Cynthia Ferich has the recipe

www.cynthiacooks.com

Italian Wedding Soup

64 oz. Prepared Chicken Broth (homemade or purchased)

1 large split chicken breast with ribs and skin

1 carrot chopped

1 celery stalk, chopped

1 onion, chopped

3 garlic cloves, finely chopped

1 teaspoon salt and a dash of pepper, to taste

1 bunch of escarole, washed well of all sand and chopped

Meatballs (recipe below)

2 eggs, beaten

½ cup Romano Cheese

1 cup Pastina, cooked

Add all in ingredients in a large soup pot (except for the eggs, ½ cup Romano cheese and meatballs). Cover and simmer until the chicken and vegetables are tender, approximately 90 minutes. Meanwhile, make meatballs and refrigerate. Cook pastina and set aside.

After the chicken and veggies are cooked and tender, remove chicken and cool. Remove ribs, skin and discard. Shred chicken and add back to the pot of stock. Add meatballs, one-at-a-time. When they float to the top, they are cooked.

Beat two eggs in a small bowl, adding Romano cheese until well-combined. Gently pour the egg/cheese mixture into the hot soup. Add pastina and serve with additional grated cheese. Serve!

Italian Meatballs for Italian Wedding Soup

1-pound meatloaf mix (an equal 'trio' combination of ground beef, pork and veal)

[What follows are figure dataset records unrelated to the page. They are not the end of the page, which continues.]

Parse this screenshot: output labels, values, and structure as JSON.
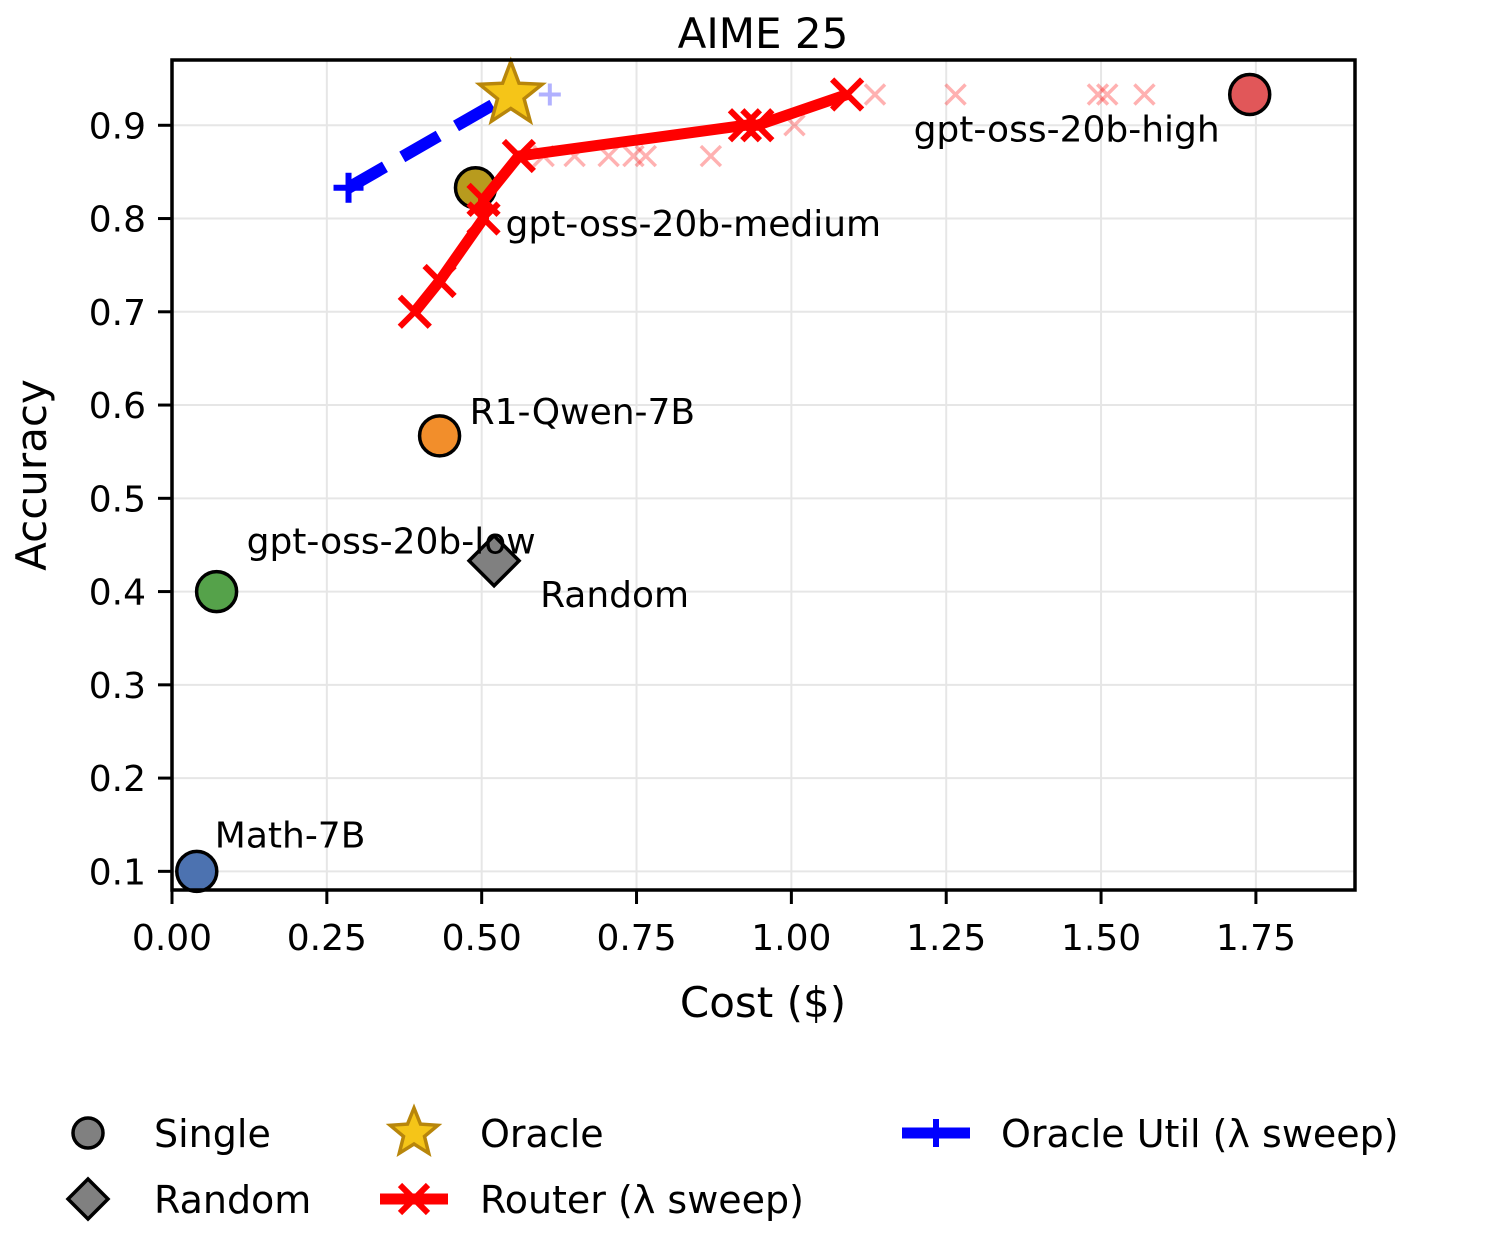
{
  "chart_data": {
    "type": "scatter",
    "title": "AIME 25",
    "xlabel": "Cost ($)",
    "ylabel": "Accuracy",
    "xlim": [
      0.0,
      1.91
    ],
    "ylim": [
      0.08,
      0.97
    ],
    "xticks": [
      {
        "value": 0.0,
        "label": "0.00"
      },
      {
        "value": 0.25,
        "label": "0.25"
      },
      {
        "value": 0.5,
        "label": "0.50"
      },
      {
        "value": 0.75,
        "label": "0.75"
      },
      {
        "value": 1.0,
        "label": "1.00"
      },
      {
        "value": 1.25,
        "label": "1.25"
      },
      {
        "value": 1.5,
        "label": "1.50"
      },
      {
        "value": 1.75,
        "label": "1.75"
      }
    ],
    "yticks": [
      {
        "value": 0.1,
        "label": "0.1"
      },
      {
        "value": 0.2,
        "label": "0.2"
      },
      {
        "value": 0.3,
        "label": "0.3"
      },
      {
        "value": 0.4,
        "label": "0.4"
      },
      {
        "value": 0.5,
        "label": "0.5"
      },
      {
        "value": 0.6,
        "label": "0.6"
      },
      {
        "value": 0.7,
        "label": "0.7"
      },
      {
        "value": 0.8,
        "label": "0.8"
      },
      {
        "value": 0.9,
        "label": "0.9"
      }
    ],
    "grid": true,
    "single_models": [
      {
        "name": "Math-7B",
        "x": 0.04,
        "y": 0.1,
        "color": "#4c72b0"
      },
      {
        "name": "gpt-oss-20b-low",
        "x": 0.072,
        "y": 0.4,
        "color": "#55a24a"
      },
      {
        "name": "R1-Qwen-7B",
        "x": 0.432,
        "y": 0.567,
        "color": "#f28e2b"
      },
      {
        "name": "gpt-oss-20b-medium",
        "x": 0.49,
        "y": 0.833,
        "color": "#b89b1e"
      },
      {
        "name": "gpt-oss-20b-high",
        "x": 1.74,
        "y": 0.933,
        "color": "#e15759"
      }
    ],
    "random": {
      "name": "Random",
      "x": 0.52,
      "y": 0.433,
      "color": "#808080"
    },
    "oracle": {
      "name": "Oracle",
      "x": 0.547,
      "y": 0.933,
      "color": "#f5c518"
    },
    "oracle_util": {
      "name": "Oracle Util (λ sweep)",
      "color": "#0000ff",
      "points": [
        {
          "x": 0.285,
          "y": 0.833
        },
        {
          "x": 0.547,
          "y": 0.933
        }
      ],
      "faint_points": [
        {
          "x": 0.61,
          "y": 0.933
        }
      ]
    },
    "router": {
      "name": "Router (λ sweep)",
      "color": "#ff0000",
      "points": [
        {
          "x": 0.392,
          "y": 0.7
        },
        {
          "x": 0.432,
          "y": 0.733
        },
        {
          "x": 0.503,
          "y": 0.8
        },
        {
          "x": 0.503,
          "y": 0.82
        },
        {
          "x": 0.56,
          "y": 0.867
        },
        {
          "x": 0.925,
          "y": 0.9
        },
        {
          "x": 0.945,
          "y": 0.9
        },
        {
          "x": 1.09,
          "y": 0.933
        }
      ],
      "faint_points": [
        {
          "x": 0.6,
          "y": 0.867
        },
        {
          "x": 0.65,
          "y": 0.867
        },
        {
          "x": 0.705,
          "y": 0.867
        },
        {
          "x": 0.745,
          "y": 0.867
        },
        {
          "x": 0.765,
          "y": 0.867
        },
        {
          "x": 0.87,
          "y": 0.867
        },
        {
          "x": 1.005,
          "y": 0.9
        },
        {
          "x": 1.135,
          "y": 0.933
        },
        {
          "x": 1.265,
          "y": 0.933
        },
        {
          "x": 1.495,
          "y": 0.933
        },
        {
          "x": 1.51,
          "y": 0.933
        },
        {
          "x": 1.57,
          "y": 0.933
        }
      ]
    },
    "legend": {
      "placement": "bottom",
      "entries": [
        {
          "label": "Single",
          "marker": "circle",
          "color": "#808080"
        },
        {
          "label": "Random",
          "marker": "diamond",
          "color": "#808080"
        },
        {
          "label": "Oracle",
          "marker": "star",
          "color": "#f5c518"
        },
        {
          "label": "Router (λ sweep)",
          "marker": "x-line",
          "color": "#ff0000"
        },
        {
          "label": "Oracle Util (λ sweep)",
          "marker": "plus-line",
          "color": "#0000ff"
        }
      ]
    }
  }
}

1 slice old bread, crusts removed, and torn

1 small onion grated

1/2 cup grated Romano cheese

1 egg

2 garlic cloves, minced

1 teaspoon salt and a dash of pepper, to taste

A handful of fresh Italian flat-leaf parsley, finely chopped

In a large bowl, combine all ingredients and mix well. Shape and roll into the size of a nickel. Add to the hot soup to cook. When they rise to the top of the soup, they are cooked.